Laminitis is more common and more important than it is usually given credit for. There is some (probably unnecessary) disagreement over the naming of this condition, since there are no laminae on the sole in cattle, meaning a more accurate name would be 'coriitis'. Inflammation of the sensitive corium causes pressure pain and loss of cohesion between the horn and the underlying structures of the foot. The inflammation can also compromise the blood supply to the horn-producing papillae at the coronary band and across the sole. This leads to the production of poor quality horn, which explains why laminitis predisposes cattle to sole ulceration and white line disease. A transient period of laminitis can cause the production of a double sole.

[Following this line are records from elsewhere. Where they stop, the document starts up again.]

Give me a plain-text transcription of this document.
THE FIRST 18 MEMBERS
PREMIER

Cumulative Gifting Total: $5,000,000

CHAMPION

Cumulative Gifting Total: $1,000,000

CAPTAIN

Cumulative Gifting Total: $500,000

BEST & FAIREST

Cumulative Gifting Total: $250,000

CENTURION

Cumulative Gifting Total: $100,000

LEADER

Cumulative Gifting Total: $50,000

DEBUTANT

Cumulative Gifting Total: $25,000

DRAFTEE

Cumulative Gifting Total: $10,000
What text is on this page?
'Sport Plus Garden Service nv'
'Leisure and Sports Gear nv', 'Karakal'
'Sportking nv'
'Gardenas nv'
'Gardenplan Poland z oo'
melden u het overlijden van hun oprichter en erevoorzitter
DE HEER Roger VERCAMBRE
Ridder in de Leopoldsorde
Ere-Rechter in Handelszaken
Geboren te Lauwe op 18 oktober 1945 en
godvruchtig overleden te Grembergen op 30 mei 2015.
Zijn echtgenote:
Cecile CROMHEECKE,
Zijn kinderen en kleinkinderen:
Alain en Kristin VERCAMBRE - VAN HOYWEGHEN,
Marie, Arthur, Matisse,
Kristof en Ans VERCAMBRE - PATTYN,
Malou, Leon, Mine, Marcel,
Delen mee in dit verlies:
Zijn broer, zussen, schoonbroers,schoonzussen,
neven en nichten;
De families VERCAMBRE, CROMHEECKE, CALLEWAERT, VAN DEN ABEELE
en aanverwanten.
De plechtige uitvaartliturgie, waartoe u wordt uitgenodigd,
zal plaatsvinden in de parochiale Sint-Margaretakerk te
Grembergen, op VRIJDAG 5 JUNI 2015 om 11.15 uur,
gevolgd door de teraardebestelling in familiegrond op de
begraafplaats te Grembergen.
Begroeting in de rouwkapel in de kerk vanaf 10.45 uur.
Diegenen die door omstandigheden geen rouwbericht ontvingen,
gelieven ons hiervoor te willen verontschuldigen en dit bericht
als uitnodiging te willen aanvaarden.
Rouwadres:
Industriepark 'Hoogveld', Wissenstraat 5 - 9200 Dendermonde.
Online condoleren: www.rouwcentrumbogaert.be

Acute laminitis is the most problematic. The animal will be reluctant to stand or walk, preferring to remain recumbent. The feet will have increased blood flow and hence a raised temperature compared to normal, and strong digital pulses. It is associated with acute ruminal acidosis (eg by carbohydrate overload) or acute endotoxaemia (eg toxic mastitis, toxic metritis). Non-steroidal anti-inflammatory therapy should be given.
Chronic laminitis is characterised by changes in claw shape as a result of the long term aetiology. The claws become flat and square and often have horizontal ridges. It is associated with continuous high energy feeding, which should be addressed to treat the condition. There is a proven hereditary predisposition in Jerseys.